John W. Hoopes Jr. ’43 died on June 15, 2016, in Kennett Square, Pennsylvania.
(The following was published in The News Journal on June 28, 2016):
John W. Hoopes, Jr., 94, of Kennett Square, PA, died peacefully at Kendal at Longwood on June 16, 2016. Jack was born on May 30, 1922 in Wilmington, DE, and grew up in Kennett Square. He graduated from Wilmington Friends School in 1939, and from Bowdoin College (class of ’43) majoring in physics and the Massachusetts Institute of Technology (class of ’44), Phi Beta Kappa, majoring in chemical engineering, in those institutions’ five year program. He was a member of Tau Beta PI. Jack then earned a master’s degree (1946) and a PhD in chemical engineering (1951) from Columbia University. After teaching in Columbia’s engineering school for four years, he took a position at Atlas Powder Co. in his hometown of Wilmington.
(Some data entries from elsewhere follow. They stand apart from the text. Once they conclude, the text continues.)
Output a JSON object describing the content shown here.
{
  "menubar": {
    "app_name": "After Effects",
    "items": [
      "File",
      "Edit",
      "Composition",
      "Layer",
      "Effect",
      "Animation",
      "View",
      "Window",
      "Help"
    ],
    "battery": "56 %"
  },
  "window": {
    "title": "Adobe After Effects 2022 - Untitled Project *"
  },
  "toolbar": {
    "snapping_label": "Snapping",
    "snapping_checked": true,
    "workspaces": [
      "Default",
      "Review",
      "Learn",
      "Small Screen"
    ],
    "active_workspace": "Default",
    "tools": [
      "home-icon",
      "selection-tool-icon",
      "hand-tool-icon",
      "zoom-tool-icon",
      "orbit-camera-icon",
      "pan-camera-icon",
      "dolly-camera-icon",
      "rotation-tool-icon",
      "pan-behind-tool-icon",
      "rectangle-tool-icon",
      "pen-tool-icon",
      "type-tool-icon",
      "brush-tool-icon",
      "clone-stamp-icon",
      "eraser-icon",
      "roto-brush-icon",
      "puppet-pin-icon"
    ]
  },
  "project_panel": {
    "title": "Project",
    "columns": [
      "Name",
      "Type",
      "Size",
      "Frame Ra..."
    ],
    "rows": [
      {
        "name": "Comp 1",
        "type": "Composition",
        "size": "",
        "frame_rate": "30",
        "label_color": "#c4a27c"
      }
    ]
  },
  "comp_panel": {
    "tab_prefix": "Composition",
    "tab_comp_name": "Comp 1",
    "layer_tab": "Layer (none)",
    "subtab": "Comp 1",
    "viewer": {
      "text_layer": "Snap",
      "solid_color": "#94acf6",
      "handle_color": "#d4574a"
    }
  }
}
At Atlas (which eventually became Astra Zeneca) Jack rose to director of the chemical engineering department. One of his early achievements was developing sorbitol from sugar. He worked as an engineer for twenty-six years. After retiring he took a job that he loved, teaching engineering at Widener University in Chester, PA, for eighteen years, until he was 79. He was an excellent photographer, and loved jazz, sailing, and bulldogs.
Survived by his wife, Marjorie Hoopes, daughters Kathryn (Robert) Bowen, Pamela Hoopes (Daniel Kelliher), grandchildren Alison Bowen, John Bowen, Caitlin Kelliher and Fiona Kelliher.